I’m no networking genius and I’ve never had the need for a wireless network, so I began researching some of the equipment I already own to see where I stood. The first thing I checked was the Apple Airport base station in my office. A brief look at the base station revealed a USB port on the back. I had no idea what this was for, so instead of hunting down the manual I never read, I looked it up on the Net. A quick Google search took me to Apple’s website and right there on the front page, to my utter amazement, were the words share a hard drive. I was stunned. I had no idea the USB port existed for that purpose, so I swore an oath to myself to read the instructions of future electronic purchases more thoroughly.
I immediately disconnected the 2TB hard drive from my computer and connected it to the base station.
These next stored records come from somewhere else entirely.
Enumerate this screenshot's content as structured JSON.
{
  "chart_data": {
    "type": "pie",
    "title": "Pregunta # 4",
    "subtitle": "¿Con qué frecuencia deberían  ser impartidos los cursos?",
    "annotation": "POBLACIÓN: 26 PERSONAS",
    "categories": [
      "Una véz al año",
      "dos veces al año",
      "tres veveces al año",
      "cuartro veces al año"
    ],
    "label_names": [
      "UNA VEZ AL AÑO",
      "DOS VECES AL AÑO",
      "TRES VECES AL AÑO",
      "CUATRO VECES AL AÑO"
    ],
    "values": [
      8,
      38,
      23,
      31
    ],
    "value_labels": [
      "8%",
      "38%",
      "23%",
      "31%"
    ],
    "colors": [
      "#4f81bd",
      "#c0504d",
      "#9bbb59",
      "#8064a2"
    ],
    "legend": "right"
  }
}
With absolutely no effort my laptop discovered it and I was freed from the burden of a few cables. This hard drive contains all of my client projects as well as frequently used files, stock footage, and images. I was wary about running an After Effects project solely through a home wireless network, but found that it was quite stable. I had no trouble opening projects and working with them. The only thing I did notice was a significant lag when opening and viewing Quicktime movies. In those cases I found pulling them down locally to work with was best.
Overall it was pretty cool, I used the hard drive this way for a 90 second info graphic project I was working on, without a hiccup. I even found the new configuration had no trouble transferring the completed project to my FTP for client download.
According to Apple you can also use the base station to access the drive remotely via the internet. Just knowing I could leave my drive at home and have access to all of my design elements remotely is really exciting.
This experimentation with the hard drive got me thinking of other ways to streamline my workflow, and while sitting on the couch watching TV and browsing Facebook on my iPad, I had an idea. Would After Effects work on my iPad? Another Google search and 5 minutes later I found the Air Display app. Air Display is available as a download on the App Store and costs $9.99 at the time of writing.
Air Display is described as an app that allows you to use your iPad, iPhone or iPod Touch as a wireless display extending your computer desktop. As an experiment I downloaded the app, followed the instructions and within moments had After Effects “running” on my iPad. It was completely impractical of course, the iPad’s screen is far too small to effectively use After Effects this way.
Not to be deterred by the lack of screen real-estate, I decided to step it up a notch. By turning on my Apple TV I was able to use my iPad as an intermediary to broadcast my desktop to a 52 inch flat screen tv, and with a wireless Wacom pad, lounged on my couch creating some simple animations.
There was a significant lag when performing actions but the potential with a future version of the iPad and a faster network connection really intrigued me. Who knows, maybe it will happen. Getting paid to lay on the couch would suit me just fine.
What do you think? Any time saving ideas using wireless networks? Any problems with them? Please share.